しかし、放出決定直前の「錦の御旗」にどんな説得力があったのか。国と東電が原発事故と廃炉に最後まで責任を負う立場である以上、「原発事故がもたらした汚染水、さらに処理水の問題で漁業者たちは当事者であり、救済するのは当然だ。理論武装し、外堀を埋めるようにして決断を迫るのではなく、まず謝罪をして政治的解決に取り組むのが首相の責任で、その機会を政府がいたずらに先送りしてきたのは不誠実。それが、漁業者たちが反対の姿勢を崩さなかった理由ではないか」。被災地の浜の実情を調べ、福島県地域漁業復興協議会で試験操業以来、漁業者の取り組みに助言してきた濱田武士北海学園大学教授(水産政策論)は指摘する。
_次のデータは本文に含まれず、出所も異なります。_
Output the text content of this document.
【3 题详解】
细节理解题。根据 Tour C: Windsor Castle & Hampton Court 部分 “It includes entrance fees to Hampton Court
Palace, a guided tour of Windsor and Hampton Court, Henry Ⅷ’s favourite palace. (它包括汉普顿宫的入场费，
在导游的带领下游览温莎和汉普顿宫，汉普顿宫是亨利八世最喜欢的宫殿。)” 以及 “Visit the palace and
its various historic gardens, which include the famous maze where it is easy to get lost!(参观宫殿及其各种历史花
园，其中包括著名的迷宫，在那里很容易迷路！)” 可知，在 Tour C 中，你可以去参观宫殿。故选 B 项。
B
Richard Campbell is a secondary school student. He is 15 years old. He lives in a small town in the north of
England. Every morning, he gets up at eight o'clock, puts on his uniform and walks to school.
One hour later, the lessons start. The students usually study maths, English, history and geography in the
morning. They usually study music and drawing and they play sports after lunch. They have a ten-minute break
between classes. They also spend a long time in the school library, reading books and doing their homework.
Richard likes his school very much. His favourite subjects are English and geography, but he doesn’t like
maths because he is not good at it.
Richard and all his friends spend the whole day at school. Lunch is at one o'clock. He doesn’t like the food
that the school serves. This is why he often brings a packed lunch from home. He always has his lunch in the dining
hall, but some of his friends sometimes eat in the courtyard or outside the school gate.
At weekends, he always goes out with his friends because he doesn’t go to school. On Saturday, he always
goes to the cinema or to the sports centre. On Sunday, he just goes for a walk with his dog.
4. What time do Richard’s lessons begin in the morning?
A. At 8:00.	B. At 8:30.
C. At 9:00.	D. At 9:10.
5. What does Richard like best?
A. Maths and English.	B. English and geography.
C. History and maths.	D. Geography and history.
 問題解決のため漁業者や国民に協働を求め、不安を抱く近隣の国々を主体的に説得しにゆくのを避けてきた理由の根は、安倍晋三首相(当時)が汚染水流出事故のさなかの13年9月、東京五輪招致の際に世界に宣言した「アンダーコントロール」(汚染水は完全に制御されている)発言にあったのではないか。それが政府を縛り続け、問題の露出を躊躇させたのではないだろうか。

地元漁師が何世代も生きる海

若い後継者が育つ浜で行われた新造船進水式のにぎわい=2018年4月7日、福島県新地町・釣師浜漁港(筆者撮影)
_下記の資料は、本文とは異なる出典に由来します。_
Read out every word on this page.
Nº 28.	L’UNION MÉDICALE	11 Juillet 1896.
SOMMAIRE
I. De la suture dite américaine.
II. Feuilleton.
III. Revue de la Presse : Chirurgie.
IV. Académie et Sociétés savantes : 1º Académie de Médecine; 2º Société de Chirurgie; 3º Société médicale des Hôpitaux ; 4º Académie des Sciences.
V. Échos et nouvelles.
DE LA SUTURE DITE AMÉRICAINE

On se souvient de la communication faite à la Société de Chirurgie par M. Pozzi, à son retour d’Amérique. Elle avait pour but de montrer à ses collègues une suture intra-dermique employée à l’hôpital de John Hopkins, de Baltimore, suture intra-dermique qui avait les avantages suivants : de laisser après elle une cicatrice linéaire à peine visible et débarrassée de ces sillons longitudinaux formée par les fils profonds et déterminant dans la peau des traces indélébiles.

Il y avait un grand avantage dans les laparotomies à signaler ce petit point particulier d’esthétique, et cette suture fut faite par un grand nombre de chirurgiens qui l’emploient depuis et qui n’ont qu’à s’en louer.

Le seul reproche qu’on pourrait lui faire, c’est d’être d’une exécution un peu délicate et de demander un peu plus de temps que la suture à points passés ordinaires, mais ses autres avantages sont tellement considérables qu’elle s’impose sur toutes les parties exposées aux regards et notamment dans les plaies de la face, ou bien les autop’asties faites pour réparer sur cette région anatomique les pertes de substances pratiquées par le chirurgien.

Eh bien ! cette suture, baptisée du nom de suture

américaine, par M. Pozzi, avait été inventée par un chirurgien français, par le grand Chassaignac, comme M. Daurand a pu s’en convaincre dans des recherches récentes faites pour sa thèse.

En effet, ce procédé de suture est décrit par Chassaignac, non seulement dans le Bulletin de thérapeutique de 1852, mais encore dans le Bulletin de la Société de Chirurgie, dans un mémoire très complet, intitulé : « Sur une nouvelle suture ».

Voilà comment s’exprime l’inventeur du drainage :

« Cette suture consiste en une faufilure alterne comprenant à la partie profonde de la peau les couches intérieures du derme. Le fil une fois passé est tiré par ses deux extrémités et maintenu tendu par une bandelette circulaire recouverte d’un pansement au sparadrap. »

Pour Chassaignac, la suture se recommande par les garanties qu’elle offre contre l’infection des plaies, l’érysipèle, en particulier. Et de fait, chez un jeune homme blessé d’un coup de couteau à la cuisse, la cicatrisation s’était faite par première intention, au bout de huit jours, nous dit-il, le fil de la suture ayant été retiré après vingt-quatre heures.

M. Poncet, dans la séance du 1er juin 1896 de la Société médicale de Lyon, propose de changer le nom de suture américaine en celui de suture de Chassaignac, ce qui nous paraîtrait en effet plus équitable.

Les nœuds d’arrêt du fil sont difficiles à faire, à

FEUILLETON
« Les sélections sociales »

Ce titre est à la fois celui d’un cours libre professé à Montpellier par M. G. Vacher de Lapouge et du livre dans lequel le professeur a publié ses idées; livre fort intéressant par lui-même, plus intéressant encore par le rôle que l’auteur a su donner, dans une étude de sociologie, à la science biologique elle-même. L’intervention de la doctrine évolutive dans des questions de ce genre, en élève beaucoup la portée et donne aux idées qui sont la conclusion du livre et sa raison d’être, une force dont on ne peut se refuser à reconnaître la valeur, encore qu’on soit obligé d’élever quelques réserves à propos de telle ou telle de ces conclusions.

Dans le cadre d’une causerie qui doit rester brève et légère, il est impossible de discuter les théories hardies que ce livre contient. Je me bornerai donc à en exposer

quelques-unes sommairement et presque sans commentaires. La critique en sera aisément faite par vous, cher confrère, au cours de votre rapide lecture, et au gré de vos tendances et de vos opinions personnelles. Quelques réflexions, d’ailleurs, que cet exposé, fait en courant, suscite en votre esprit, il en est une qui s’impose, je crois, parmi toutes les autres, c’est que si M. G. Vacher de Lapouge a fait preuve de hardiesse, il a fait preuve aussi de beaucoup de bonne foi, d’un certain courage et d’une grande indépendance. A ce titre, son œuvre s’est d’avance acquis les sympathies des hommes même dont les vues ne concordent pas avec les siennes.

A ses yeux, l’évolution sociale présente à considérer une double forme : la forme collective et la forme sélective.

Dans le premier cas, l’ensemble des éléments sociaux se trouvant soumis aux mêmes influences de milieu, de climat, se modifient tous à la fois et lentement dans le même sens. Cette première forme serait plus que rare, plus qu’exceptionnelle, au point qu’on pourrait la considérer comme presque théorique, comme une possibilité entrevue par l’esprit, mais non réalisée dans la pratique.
 今野さんが組合長を担う相馬双葉漁協は、小型漁船が大半を占める。「当事者」たる理由は、漁場が浜通りの広野町から宮城県境の沿岸まで、福島第一原発の処理水が放出される海域そのものだからだ。「風評被害が他地方では数年で収まったとしても、地元の相馬双葉の私たちは最後まで取り残される。廃炉まで30~40年も放出は続き、渦中の海域で一生どころか、何世代も漁を続けるのが自分たち。その声をじかに聴いてほしかったのだ」。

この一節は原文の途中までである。